Birisi sömürge ekonomisi (kapitülasyon) iken diğeri serbest piyasa ortaklığı. Tüm iş üzerinden %50 olduğuna da çok emin değilim doğrusu. Sadece yaptığı işle sınırlıdır sanıyorum. Onlar da alt yüklenici olarak yerli firmaları kullanıyorsa payları yurt içinde kalır. (Kule, şantiye/yol inşaatları, nakil boru hattı, personel vb). Know-how'ın bor bedeli elbette vardır.
Olmayan bir malzeme, yeraltından çıkararak ekonomiye kazandırılıyor.
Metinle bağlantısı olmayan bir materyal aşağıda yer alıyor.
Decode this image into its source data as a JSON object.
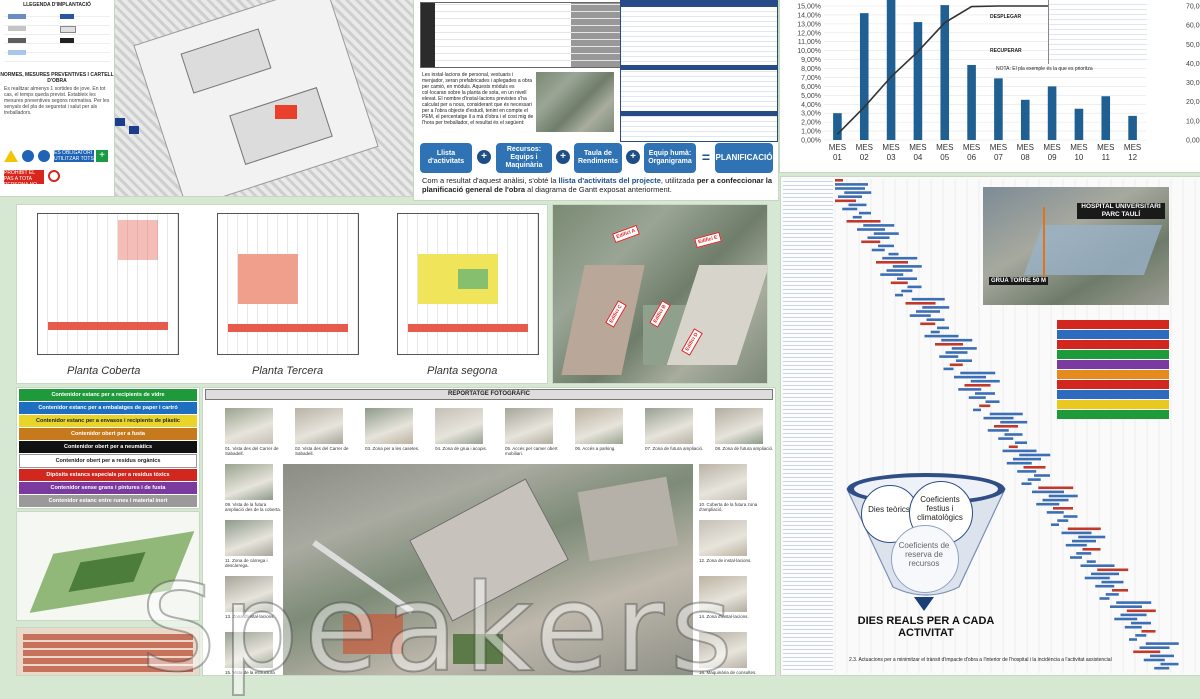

Hiçbir şeyin tamamı ile , bir şeyin yarısından fazlası arasındaki seçim basit olmalı.
Yurt dışından aynı miktarda petrol ithalatı için 6 milyar dolar (döviz olarak) ödemek mi, yoksa alt yüklenici yerli firmaları da hesaba katarsak bir kısım ödemesi de aslında tl olarak yapılacak 3 milyar dolar ve ayrıca tpao'ya tamamı Türk lirası olarak 3 milyar ödemek mi?
Ayrıca tpaoya ve ortağına sizin hesabınızla ödenecek 6 milyarı ham petrol değil de rafineri çıkışı bedeli kabul edersek üzerine üstün Türk bergi sisteminin kdv ve ötv farkını koyunca , halktan toplamda 10 milyar doları aşan pompa ücreti alınacak demektir. Bu durumda yabancı ortakların esas payı otomatikman %30'a düşer
.
Benim matematiğim böyle çalışıyor efenim. Ben pompaya bakarım. Neticede aslında tüm bu islemlerin bedelini biz ödeyeceğiz. Gerisi şirket muhasebesi.